The first part of this feature looked at the key difference between structured and unstructured data. One of these is the way in which the value of a structured database lies in the relationships between data items rather than in the data items themselves. This has a fundamental effect on the way that backup and archiving are handled. For instance, a collection of word-processor files is fundamentally unstructured. Not only is there no mechanism (leaving aside file names, which may or may not mean anything) to relate individual documents to each other but data elements within each document are unrelated. A letter can be subdivided into its component sentences and the sentences retain whatever meaning they had. It's perfectly possible to lose or fragment part of such a dataset without destroying the value of whatever remains. So when dealing with unstructured data it may be all right to leave individual data owners to look after their own files. (It may even be better, since a system administrator has no way of knowing what's important and what isn't, what needs backup and what doesn't, and what can usefully be archived and removed from the system altogether.) At the other extreme an Oracle database must be preserved in its entirety. Lose any part of it and you lose the whole. Backup and archiving are important management tasks, to be decided at corporate level.
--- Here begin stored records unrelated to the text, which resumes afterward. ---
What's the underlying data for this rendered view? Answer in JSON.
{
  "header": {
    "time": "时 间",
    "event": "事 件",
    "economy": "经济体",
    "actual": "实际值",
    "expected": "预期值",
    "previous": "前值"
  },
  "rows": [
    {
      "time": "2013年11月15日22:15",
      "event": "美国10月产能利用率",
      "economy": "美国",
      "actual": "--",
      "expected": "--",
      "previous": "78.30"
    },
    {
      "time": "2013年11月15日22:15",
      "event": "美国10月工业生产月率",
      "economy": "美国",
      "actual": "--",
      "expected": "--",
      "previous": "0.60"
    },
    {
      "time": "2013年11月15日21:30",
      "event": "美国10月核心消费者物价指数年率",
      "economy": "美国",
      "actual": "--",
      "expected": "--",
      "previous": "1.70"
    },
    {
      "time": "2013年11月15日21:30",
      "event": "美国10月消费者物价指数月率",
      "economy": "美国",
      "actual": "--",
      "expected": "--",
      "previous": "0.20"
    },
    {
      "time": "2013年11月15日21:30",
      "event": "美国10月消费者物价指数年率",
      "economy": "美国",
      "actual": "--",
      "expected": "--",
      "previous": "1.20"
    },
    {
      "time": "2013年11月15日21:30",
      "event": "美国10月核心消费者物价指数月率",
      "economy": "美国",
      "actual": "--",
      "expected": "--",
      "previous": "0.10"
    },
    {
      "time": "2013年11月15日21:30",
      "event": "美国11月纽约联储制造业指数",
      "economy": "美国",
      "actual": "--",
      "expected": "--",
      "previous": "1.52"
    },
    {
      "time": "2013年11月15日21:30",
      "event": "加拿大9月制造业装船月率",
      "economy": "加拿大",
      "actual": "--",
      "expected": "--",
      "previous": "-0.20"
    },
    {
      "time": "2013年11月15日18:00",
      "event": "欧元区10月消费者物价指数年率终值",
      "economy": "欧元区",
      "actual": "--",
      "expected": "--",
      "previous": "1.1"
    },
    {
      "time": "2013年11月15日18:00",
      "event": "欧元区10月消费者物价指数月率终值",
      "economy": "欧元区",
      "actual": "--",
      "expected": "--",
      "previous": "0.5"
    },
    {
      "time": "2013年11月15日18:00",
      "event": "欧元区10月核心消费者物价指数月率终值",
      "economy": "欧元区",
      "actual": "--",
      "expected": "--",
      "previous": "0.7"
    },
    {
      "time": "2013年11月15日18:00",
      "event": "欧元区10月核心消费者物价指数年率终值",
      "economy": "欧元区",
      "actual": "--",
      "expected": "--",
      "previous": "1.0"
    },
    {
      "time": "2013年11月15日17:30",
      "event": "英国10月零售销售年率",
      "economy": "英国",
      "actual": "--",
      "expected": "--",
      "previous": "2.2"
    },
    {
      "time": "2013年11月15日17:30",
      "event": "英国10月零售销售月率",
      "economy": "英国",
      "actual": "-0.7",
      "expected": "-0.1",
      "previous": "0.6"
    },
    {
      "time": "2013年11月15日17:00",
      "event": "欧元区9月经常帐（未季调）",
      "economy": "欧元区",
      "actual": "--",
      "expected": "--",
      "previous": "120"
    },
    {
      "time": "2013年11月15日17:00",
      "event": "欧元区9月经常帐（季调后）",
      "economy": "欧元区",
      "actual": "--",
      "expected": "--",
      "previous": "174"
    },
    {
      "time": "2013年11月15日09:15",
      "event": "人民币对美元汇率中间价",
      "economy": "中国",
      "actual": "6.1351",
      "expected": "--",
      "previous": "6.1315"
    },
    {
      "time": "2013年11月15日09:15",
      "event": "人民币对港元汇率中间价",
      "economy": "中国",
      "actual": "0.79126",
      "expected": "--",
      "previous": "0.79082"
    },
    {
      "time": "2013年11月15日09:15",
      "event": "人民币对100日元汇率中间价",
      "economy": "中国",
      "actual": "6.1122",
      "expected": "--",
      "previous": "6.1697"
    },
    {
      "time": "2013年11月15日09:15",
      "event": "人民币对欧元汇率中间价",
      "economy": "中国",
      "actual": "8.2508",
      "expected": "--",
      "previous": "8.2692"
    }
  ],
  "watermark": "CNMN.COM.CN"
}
Moreover if a structured database is replicated, mechanisms must be put in place to ensure every copy is identical or the relationships between data items (and hence the value of the data themselves) will soon become polluted with ambiguities. In practice structured datasets must be centralised, and centrally managed, to ensure completeness and reliability. Semi-structured data banks
Semi-structured datasets, often described as databanks, predictably fall somewhere in between. Different elements of the dataset may even require different treatment. A databank will be structured in the sense that the information content springs from the organisation rather than the individual data elements (as in a spreadsheet for example) but unstructured in that its component files are not self-describing and metadata will have to be stored independently to preserve the value of the information. This suggests the databank itself need not be centralised but a certain degree of central management is necessary to ensure the metadata is preserved intact. A Lotus Notes database is a perfect example of a semi-structured dataset. The core database must be centrally managed, and backed up, but responsibility for many files can be (and often is) left to the individual data owners. Losing one or two files may affect some people's work but won't compromise the entire dataset and in the meantime the data owners know what matters and what doesn't. The choice of physical storage medium is another issue affected by data structure (or lack of it). Semi-structured databanks are ideal for RAID. Unstructured data collections may be RAID'ed but the benefits are more limited – RAID can do no harm but frankly, regular backups are more likely to be useful (the greatest risk is from loss or corruption through user error, not hardware failure). A fully-structured dataset, in the shape of a DBMS-maintained database, will have its own security and integrity mechanisms (journaling, rollback etc.). Prudence suggests mirroring on independent hardware, at independent sites. Planning, building, maintaining and querying
Data structure has even more subtle and profound implications on planning, building, maintaining and querying a dataset. Building an unstructured data collection requires no effort beyond creating the data elements that comprise it. There's no advance planning and maintenance can be ad hoc, as needed. (Again, take the example of a collection of word-processor documents – you don't plan in advance which documents are written, you just write them and that's it, job done.) A DBMS-maintained database, on the other hand, requires both advance planning (the data model, applications for adding data and querying, etc.) and ongoing management. A semi-structured databank will generally need less advance planning but may well take rather more management over the longer term (because there are fewer automated tools and the dataset is more fragmentary). There is a reward, though, for the extra work. While one can't say anything useful about querying an unstructured data collection (apart from the obvious, that it's likely to be hard) querying structured and semi-structured datasets is mostly routine, using well established tools (typically SQL for structured data and proprietary tools or – increasingly – XML for semi-structured). Large structured or semi-structured datasets will obviously take more setting up and maintenance than small ones, but the benefit will be proportionately greater. All of which raises a nice philosophical point about work, entropy and size of organisation. It takes a lot of work to overcome the natural tendency for entropy to increase, the more so the larger the organisation, but we'll leave that for another day.